Stu Walker retiring from racing
Published on June 13th, 2016
By Bill Wagner, Capital Gazette
Macular degeneration has done what no other force of nature could, it caused Dr. Stuart Walker, a member of the National Sailing Hall of Fame, to give up competitive sailboat racing.
Dr. Walker announced his decision to retire in an email sent to The Capital along with selected friends and competitors. The 94-year-old Annapolis sailing legend cited the affects of deteriorating eyesight as reason giving up the tiller after more than eight decades on the water.
“It was a difficult decision in advance, but not after I made it. I felt relieved,” Walker said in a telephone interview. “It’s annoying and frustrating to not be able to perform up to your capabilities because you can’t see.”
Walker has been experiencing the effects of vision loss for a while, but only came to realize it was impacting his racing ability late last month while competing in a Soling Spring Series out of Severn Sailing Association the weekend of May 21-22.
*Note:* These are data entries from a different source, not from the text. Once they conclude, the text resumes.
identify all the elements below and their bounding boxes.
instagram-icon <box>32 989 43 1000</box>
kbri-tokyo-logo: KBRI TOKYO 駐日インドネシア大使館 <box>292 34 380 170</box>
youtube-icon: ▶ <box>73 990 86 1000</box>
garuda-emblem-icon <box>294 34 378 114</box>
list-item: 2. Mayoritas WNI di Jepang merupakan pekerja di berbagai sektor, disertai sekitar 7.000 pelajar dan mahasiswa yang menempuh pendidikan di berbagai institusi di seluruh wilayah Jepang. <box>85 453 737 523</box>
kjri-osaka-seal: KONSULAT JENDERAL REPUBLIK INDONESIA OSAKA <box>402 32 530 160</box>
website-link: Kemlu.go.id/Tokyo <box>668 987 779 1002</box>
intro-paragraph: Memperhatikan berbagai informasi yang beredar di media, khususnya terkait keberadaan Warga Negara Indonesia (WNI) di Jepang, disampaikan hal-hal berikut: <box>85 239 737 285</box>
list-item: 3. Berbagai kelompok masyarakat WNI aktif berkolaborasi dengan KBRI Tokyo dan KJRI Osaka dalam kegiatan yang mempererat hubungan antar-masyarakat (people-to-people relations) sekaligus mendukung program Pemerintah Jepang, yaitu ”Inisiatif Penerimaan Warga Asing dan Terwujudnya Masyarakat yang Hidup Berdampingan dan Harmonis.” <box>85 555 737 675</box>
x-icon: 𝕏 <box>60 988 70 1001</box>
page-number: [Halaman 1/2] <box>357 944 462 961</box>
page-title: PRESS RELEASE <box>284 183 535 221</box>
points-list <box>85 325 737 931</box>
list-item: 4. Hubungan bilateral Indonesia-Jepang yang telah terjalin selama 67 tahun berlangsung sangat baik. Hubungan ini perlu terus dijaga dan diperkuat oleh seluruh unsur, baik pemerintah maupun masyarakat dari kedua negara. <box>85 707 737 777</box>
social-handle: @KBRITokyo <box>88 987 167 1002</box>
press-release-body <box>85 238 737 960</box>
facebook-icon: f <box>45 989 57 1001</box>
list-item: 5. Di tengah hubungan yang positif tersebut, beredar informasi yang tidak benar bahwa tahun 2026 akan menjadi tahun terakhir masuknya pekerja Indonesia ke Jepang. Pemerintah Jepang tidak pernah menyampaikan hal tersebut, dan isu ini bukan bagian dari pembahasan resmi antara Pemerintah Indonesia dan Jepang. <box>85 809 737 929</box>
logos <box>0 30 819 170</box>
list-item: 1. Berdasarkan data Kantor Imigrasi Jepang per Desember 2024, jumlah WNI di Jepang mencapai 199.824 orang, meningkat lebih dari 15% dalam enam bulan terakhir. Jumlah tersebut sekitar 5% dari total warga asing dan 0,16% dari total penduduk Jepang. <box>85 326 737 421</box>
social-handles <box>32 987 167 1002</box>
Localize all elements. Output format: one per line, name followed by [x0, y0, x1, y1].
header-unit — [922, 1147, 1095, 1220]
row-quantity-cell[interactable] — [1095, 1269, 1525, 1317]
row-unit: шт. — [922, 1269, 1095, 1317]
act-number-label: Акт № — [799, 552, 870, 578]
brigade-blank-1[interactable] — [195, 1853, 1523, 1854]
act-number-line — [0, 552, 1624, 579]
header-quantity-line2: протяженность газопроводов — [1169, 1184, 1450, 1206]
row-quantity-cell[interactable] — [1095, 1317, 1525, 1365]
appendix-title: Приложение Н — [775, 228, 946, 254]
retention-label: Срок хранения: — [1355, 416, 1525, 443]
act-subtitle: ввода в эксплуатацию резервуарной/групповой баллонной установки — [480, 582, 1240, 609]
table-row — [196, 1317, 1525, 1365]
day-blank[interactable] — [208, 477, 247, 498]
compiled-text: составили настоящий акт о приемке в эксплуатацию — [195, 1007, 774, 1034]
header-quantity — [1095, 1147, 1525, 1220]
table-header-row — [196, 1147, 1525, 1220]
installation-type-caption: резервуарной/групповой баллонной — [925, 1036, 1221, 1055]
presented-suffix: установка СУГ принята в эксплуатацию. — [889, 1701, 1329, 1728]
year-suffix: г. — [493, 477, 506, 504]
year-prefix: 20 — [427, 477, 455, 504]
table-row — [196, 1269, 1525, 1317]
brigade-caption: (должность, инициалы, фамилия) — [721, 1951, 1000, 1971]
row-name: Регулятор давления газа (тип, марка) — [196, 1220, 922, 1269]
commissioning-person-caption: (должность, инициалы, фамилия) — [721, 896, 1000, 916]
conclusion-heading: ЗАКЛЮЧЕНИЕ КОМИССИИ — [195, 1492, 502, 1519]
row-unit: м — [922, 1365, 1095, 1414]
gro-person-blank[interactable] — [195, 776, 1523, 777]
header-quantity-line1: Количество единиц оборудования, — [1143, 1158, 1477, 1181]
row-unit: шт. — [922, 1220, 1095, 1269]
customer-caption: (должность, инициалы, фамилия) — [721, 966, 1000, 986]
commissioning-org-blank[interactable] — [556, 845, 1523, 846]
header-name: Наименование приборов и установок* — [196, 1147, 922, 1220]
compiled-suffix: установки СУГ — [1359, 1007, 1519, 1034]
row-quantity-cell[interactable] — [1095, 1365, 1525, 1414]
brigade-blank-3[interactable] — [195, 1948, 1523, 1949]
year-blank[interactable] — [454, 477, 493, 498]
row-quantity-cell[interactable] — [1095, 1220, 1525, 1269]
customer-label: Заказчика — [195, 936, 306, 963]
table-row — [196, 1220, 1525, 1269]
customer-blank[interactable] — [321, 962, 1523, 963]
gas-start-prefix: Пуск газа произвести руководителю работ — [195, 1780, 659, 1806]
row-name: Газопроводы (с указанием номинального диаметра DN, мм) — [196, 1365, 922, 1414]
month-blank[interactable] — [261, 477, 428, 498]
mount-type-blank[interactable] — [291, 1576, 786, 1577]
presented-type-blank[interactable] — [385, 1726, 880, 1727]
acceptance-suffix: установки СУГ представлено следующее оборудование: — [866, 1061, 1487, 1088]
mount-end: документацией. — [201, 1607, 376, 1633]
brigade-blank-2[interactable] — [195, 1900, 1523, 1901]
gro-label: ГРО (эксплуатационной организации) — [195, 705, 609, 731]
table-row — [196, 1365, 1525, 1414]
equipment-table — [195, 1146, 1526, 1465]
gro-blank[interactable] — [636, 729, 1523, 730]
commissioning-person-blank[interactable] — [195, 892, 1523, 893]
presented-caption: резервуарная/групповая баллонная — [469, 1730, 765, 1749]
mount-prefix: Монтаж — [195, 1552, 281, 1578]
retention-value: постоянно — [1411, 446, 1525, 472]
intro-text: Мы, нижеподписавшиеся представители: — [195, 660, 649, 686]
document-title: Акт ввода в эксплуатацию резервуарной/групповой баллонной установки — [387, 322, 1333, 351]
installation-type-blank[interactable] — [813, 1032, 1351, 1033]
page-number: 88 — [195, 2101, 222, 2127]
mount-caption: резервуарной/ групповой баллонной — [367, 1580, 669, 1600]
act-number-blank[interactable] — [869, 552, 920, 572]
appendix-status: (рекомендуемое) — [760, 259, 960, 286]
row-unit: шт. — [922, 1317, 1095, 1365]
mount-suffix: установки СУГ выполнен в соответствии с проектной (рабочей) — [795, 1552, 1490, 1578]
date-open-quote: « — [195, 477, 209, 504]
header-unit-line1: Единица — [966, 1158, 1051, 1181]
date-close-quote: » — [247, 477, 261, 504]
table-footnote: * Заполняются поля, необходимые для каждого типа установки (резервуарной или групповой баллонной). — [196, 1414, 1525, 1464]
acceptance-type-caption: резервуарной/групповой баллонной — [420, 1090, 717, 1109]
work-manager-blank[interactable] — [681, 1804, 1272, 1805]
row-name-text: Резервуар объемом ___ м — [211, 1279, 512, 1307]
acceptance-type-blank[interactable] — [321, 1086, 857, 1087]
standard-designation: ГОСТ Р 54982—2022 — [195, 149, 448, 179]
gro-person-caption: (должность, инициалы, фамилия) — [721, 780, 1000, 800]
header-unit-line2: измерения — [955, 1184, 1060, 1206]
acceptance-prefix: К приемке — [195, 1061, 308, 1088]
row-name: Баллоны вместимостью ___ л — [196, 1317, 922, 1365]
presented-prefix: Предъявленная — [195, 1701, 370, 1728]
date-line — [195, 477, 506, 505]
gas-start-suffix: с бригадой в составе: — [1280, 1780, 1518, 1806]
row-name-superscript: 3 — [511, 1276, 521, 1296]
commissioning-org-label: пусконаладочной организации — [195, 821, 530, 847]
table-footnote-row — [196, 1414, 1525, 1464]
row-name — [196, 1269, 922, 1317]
“Earlier this week I suspected I had another major decrease in vision (the third episode in the past few months), but I hadn’t realized just how much my sailing would be affected until I went out for today’s club race,” Walker wrote in the email.
Walker said he was “shocked” to find the committee boat was invisibile until he was almost on top of it. During pre-start manuevers, he could not tell whether competing boats were coming or going until they were about 10 yards away.
However, the most alarming incident occurred at the weather mark when Dr. Walker, who presumed he was arriving last, was surprised by the sound of Andy Dize crash-tacking just beneath him.
“I had fouled (Dize) without ever seeing him approach,” Walker reported. “I suddenly realized that I shouldn’t be out there. I was no longer able to compete and was actually a menace to my competitors.”
Walker recognized it was time to accept the inevitable and could at least take solace in having gone out with a “good one.”